Voor elke limoncello een eigen recept
De gele schillen van de citroenen worden vervolgens in een glazen pot of fles met pure alcohol (95%) gedaan en op een koele donkere plek weg gezet. Hoe lang de schillen in alcohol moeten weken hangt af van aan wie je het vraagt. Iedere amateur-limoncellomaker (en in Italië is er in bijna iedere familie wel één te vinden) heeft hiervoor een eigen recept. Als de alcohol geel kleurt en de schillen hun gele kleur verliezen is de tijd bijna rijp. Er wordt dan suikerwater gemaakt door water te koken, suiker hieraan toe te voegen en te roeren tot de suiker is opgelost. Het suikerwater wordt dan toegevoegd aan de alcohol met citroenschillen. Daarna wordt het mengsel weer voor een bepaalde tijd weg gezet op een koele, donkere plek. Ook hier is de wachtperiode in elk recept anders.

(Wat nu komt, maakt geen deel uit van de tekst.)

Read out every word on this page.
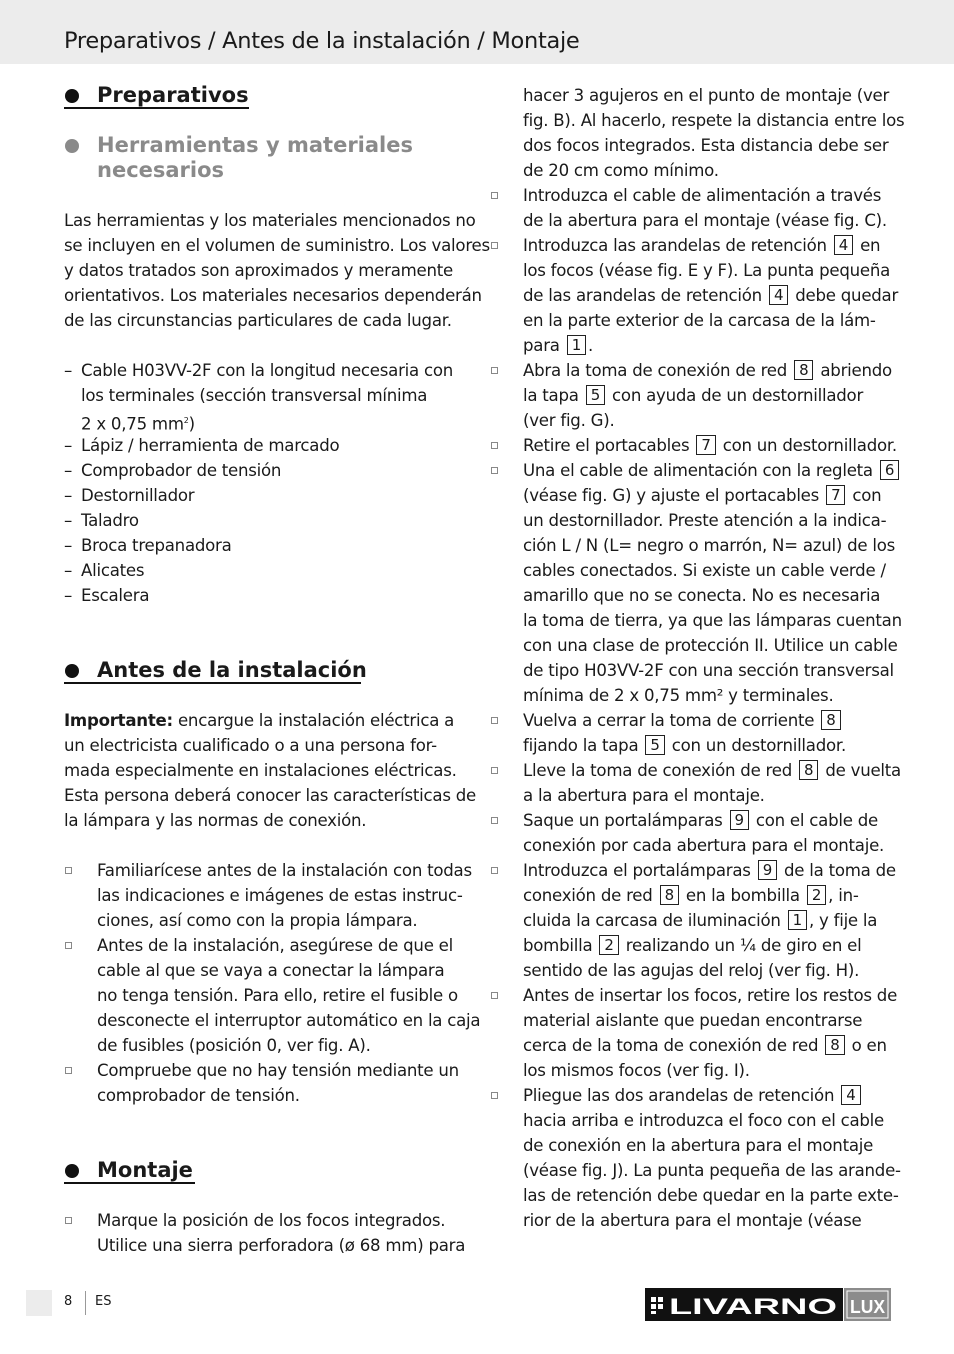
Preparativos / Antes de la instalación / Montaje
Preparativos
Herramientas y materiales
necesarios
Las herramientas y los materiales mencionados no
se incluyen en el volumen de suministro. Los valores
y datos tratados son aproximados y meramente
orientativos. Los materiales necesarios dependerán
de las circunstancias particulares de cada lugar.
– Cable H03VV-2F con la longitud necesaria con
los terminales (sección transversal mínima
2 x 0,75 $mm^2$)
– Lápiz / herramienta de marcado
– Comprobador de tensión
– Destornillador
– Taladro
– Broca trepanadora
– Alicates
– Escalera
Antes de la instalación
Importante: encargue la instalación eléctrica a
un electricista cualificado o a una persona for-
mada especialmente en instalaciones eléctricas.
Esta persona deberá conocer las características de
la lámpara y las normas de conexión.
Familiarícese antes de la instalación con todas
las indicaciones e imágenes de estas instruc-
ciones, así como con la propia lámpara.
Antes de la instalación, asegúrese de que el
cable al que se vaya a conectar la lámpara
no tenga tensión. Para ello, retire el fusible o
desconecte el interruptor automático en la caja
de fusibles (posición 0, ver fig. A).
Compruebe que no hay tensión mediante un
comprobador de tensión.
Montaje
Marque la posición de los focos integrados.
Utilice una sierra perforadora (ø 68 mm) para
hacer 3 agujeros en el punto de montaje (ver
fig. B). Al hacerlo, respete la distancia entre los
dos focos integrados. Esta distancia debe ser
de 20 cm como mínimo.
Introduzca el cable de alimentación a través
de la abertura para el montaje (véase fig. C).
Introduzca las arandelas de retención 4 en
los focos (véase fig. E y F). La punta pequeña
de las arandelas de retención 4 debe quedar
en la parte exterior de la carcasa de la lám-
para 1 .
Abra la toma de conexión de red 8 abriendo
la tapa 5 con ayuda de un destornillador
(ver fig. G).
Retire el portacables 7 con un destornillador.
Una el cable de alimentación con la regleta 6
(véase fig. G) y ajuste el portacables 7 con
un destornillador. Preste atención a la indica-
ción L / N (L= negro o marrón, N= azul) de los
cables conectados. Si existe un cable verde /
amarillo que no se conecta. No es necesaria
la toma de tierra, ya que las lámparas cuentan
con una clase de protección II. Utilice un cable
de tipo H03VV-2F con una sección transversal
mínima de 2 x 0,75 mm² y terminales.
Vuelva a cerrar la toma de corriente 8
fijando la tapa 5 con un destornillador.
Lleve la toma de conexión de red 8 de vuelta
a la abertura para el montaje.
Saque un portalámparas 9 con el cable de
conexión por cada abertura para el montaje.
Introduzca el portalámparas 9 de la toma de
conexión de red 8 en la bombilla 2 , in-
cluida la carcasa de iluminación 1 , y fije la
bombilla 2 realizando un ¼ de giro en el
sentido de las agujas del reloj (ver fig. H).
Antes de insertar los focos, retire los restos de
material aislante que puedan encontrarse
cerca de la toma de conexión de red 8 o en
los mismos focos (ver fig. I).
Pliegue las dos arandelas de retención 4
hacia arriba e introduzca el foco con el cable
de conexión en la abertura para el montaje
(véase fig. J). La punta pequeña de las arande-
las de retención debe quedar en la parte exte-
rior de la abertura para el montaje (véase
8 ES	LIVARNO LUX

Limoncello drink je ijs- en ijskoud
Als het wachten dan eindelijk voorbij is, wordt de limoncello gefilterd, in een mooie fles gegoten en in de vriezer gezet. Limoncello komt namelijk het beste tot zijn recht wanneer hij ijskoud geserveerd wordt en door het hoge alcoholpercentage bevriest de limoncello niet wanneer deze in de vriezer bewaard wordt.
In Nederland is het lastig om zelf goede limoncello te maken, omdat pure consumptiealcohol hier niet verkrijgbaar is. Als alternatief kun je een limoncello-recept met wodka proberen.